Static electricity usually conjures up images of Van de Graaff generators, crazy hair, sticking balloons to walls and the odd shock from an inappropriate clothing choice.

But when Classic Kit columnist Andrea Sella happened to mention a couple of months ago that the cause of static charging is still far from understood, my interest was piqued.

I had assumed from schooldays that it was all sorted out – you rub stuff and it gets charged. But when you think about it, what’s actually causing that charge buildup? Is it really electrons? Surely the work function – the energy required to displace an electron from the surface – of those materials is far higher than simply placing them in contact with another material? What about ions? Or both?  Or even bits of the materials themselves transferring over – as I found out researching my latest news piece?

So what’s really going on? The short answer is we really don’t know. That came across talking to Dan Lacks at Case Western Reserve University, US. Lacks told me that he’d originally got into looking at tribocharging when he was approached by a company with a project. ‘I thought it would be easy – I’d just read in the literature how it works and be able to simply solve their problem.’

Static charge on a Teflon surface touched repeatedly with an inflated and deflated rubber balloon © Wiley-VCH

It turns out to be significantly more complex, and seven years later Lacks is still pondering the issue. In a recent paper of his own, Lacks has shown that touching a rubber balloon to a Teflon surface charges it oppositely depending on whether it’s inflated or deflated, so straining a material changes how it charges.
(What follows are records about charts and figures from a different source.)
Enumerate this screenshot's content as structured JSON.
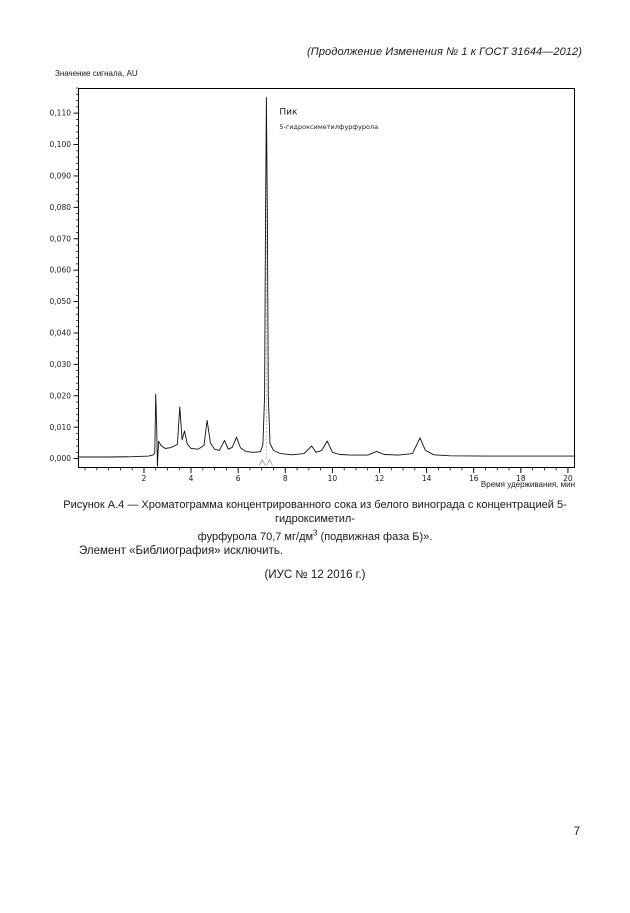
{
  "page": {
    "header": "(Продолжение Изменения № 1 к ГОСТ 31644—2012)",
    "caption_line1": "Рисунок А.4 — Хроматограмма концентрированного сока из белого винограда с концентрацией 5-гидроксиметил-",
    "caption_line2_pre": "фурфурола 70,7 мг/дм",
    "caption_sup": "3",
    "caption_line2_post": " (подвижная фаза Б)».",
    "paragraph": "Элемент «Библиография» исключить.",
    "ius_note": "(ИУС № 12  2016 г.)",
    "page_number": "7"
  },
  "chart_data": {
    "type": "line",
    "title": "",
    "ylabel": "Значение сигнала, AU",
    "xlabel": "Время удерживания, мин",
    "xlim": [
      -0.8,
      20.3
    ],
    "ylim": [
      -0.003,
      0.118
    ],
    "x_ticks": [
      2,
      4,
      6,
      8,
      10,
      12,
      14,
      16,
      18,
      20
    ],
    "x_tick_labels": [
      "2",
      "4",
      "6",
      "8",
      "10",
      "12",
      "14",
      "16",
      "18",
      "20"
    ],
    "x_minor_step": 0.5,
    "y_ticks": [
      0.0,
      0.01,
      0.02,
      0.03,
      0.04,
      0.05,
      0.06,
      0.07,
      0.08,
      0.09,
      0.1,
      0.11
    ],
    "y_tick_labels": [
      "0,000",
      "0,010",
      "0,020",
      "0,030",
      "0,040",
      "0,050",
      "0,060",
      "0,070",
      "0,080",
      "0,090",
      "0,100",
      "0,110"
    ],
    "y_minor_step": 0.002,
    "grid": false,
    "legend": false,
    "annotations": [
      {
        "text": "Пик",
        "x": 7.75,
        "y": 0.1095,
        "size": 9
      },
      {
        "text": "5-гидроксиметилфурфурола",
        "x": 7.75,
        "y": 0.105,
        "size": 6.5
      }
    ],
    "peak_marker_x": 7.2,
    "integration_marks_x": [
      7.02,
      7.33
    ],
    "series": [
      {
        "name": "signal",
        "color": "#111111",
        "points": [
          [
            -0.8,
            0.0005
          ],
          [
            0.5,
            0.0005
          ],
          [
            1.5,
            0.0006
          ],
          [
            2.2,
            0.0008
          ],
          [
            2.4,
            0.0012
          ],
          [
            2.46,
            0.002
          ],
          [
            2.5,
            0.0205
          ],
          [
            2.54,
            0.01
          ],
          [
            2.57,
            -0.0024
          ],
          [
            2.62,
            0.0055
          ],
          [
            2.72,
            0.0042
          ],
          [
            2.9,
            0.0032
          ],
          [
            3.15,
            0.0035
          ],
          [
            3.42,
            0.0045
          ],
          [
            3.52,
            0.0165
          ],
          [
            3.62,
            0.006
          ],
          [
            3.72,
            0.0088
          ],
          [
            3.84,
            0.0046
          ],
          [
            4.0,
            0.0032
          ],
          [
            4.3,
            0.003
          ],
          [
            4.55,
            0.0042
          ],
          [
            4.68,
            0.0122
          ],
          [
            4.82,
            0.005
          ],
          [
            5.0,
            0.003
          ],
          [
            5.2,
            0.0026
          ],
          [
            5.42,
            0.0058
          ],
          [
            5.58,
            0.003
          ],
          [
            5.75,
            0.0036
          ],
          [
            5.93,
            0.0068
          ],
          [
            6.1,
            0.0034
          ],
          [
            6.35,
            0.0022
          ],
          [
            6.65,
            0.002
          ],
          [
            6.95,
            0.0022
          ],
          [
            7.05,
            0.0045
          ],
          [
            7.12,
            0.02
          ],
          [
            7.16,
            0.075
          ],
          [
            7.2,
            0.115
          ],
          [
            7.24,
            0.075
          ],
          [
            7.28,
            0.02
          ],
          [
            7.35,
            0.0048
          ],
          [
            7.5,
            0.0026
          ],
          [
            7.8,
            0.0016
          ],
          [
            8.3,
            0.0012
          ],
          [
            8.8,
            0.0016
          ],
          [
            9.12,
            0.004
          ],
          [
            9.3,
            0.002
          ],
          [
            9.55,
            0.0026
          ],
          [
            9.78,
            0.0056
          ],
          [
            10.0,
            0.002
          ],
          [
            10.3,
            0.0013
          ],
          [
            10.8,
            0.0011
          ],
          [
            11.5,
            0.0011
          ],
          [
            11.88,
            0.0023
          ],
          [
            12.2,
            0.0013
          ],
          [
            12.8,
            0.0011
          ],
          [
            13.4,
            0.0016
          ],
          [
            13.72,
            0.0066
          ],
          [
            13.95,
            0.0026
          ],
          [
            14.3,
            0.0012
          ],
          [
            15.0,
            0.0009
          ],
          [
            16.5,
            0.0008
          ],
          [
            18.0,
            0.0008
          ],
          [
            20.3,
            0.0008
          ]
        ]
      }
    ]
  }
}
Not only that, with the advent of modern microscopy techniques, it’s now possible to see what’s happening to charged surfaces at the nanoscale. Last year, Bartosz Grzybowski from Northwestern University, US, showed that – rather than one surface charging positively and the other negatively when 2 materials are rubbed together – both surfaces are covered with tiny mosaic patches of positive and negative charge, and a tiny imbalance of one over the other is responsible for the overall charge.

When you combine that result with his latest work on how nanoscale fragments of the materials are transferred between surfaces on contact, taking their charge with them, it becomes easier to see how material transfer can flip the polarity of the charge on two materials.

But it gets even more interesting when you start to think how that material transfer happens. Grzybowski says that it involves ripping polymer chains off the surfaces, which involves breaking covalent bonds. The same happens when you deform polymers – some of the bonds break and, according to Grzybowski, this produces radicals. If you have the polymers under water when you deform them, then you can produce hydrogen peroxide or stimulate other radical chemistry processes.

To demonstrate how effective the process is, Grzybowski’s team injected a solution of a boronate protected umbelliferone into the sole cavity of some Nike Air trainers. Walking around in the trainers produced enough radicals and H2O2 to cleave the boronate group and release fluorescent umbelliferone.

Fluorescent trainers - the next fashion craze? © Wiley-VCH

I’m not sure the people at Nike will be taking it up as a marketing gimmick (especially since you need a UV lamp to see the fluorescence), but it certainly shows that the charge and electronic behaviour of polymers is  mind-bogglingly complex and a potential source of some really interesting chemistry – harnessing polymers as a convenient source of mechanically produced radicals could have huge potential when you consider how many industrial and academic processes involve radical pathways.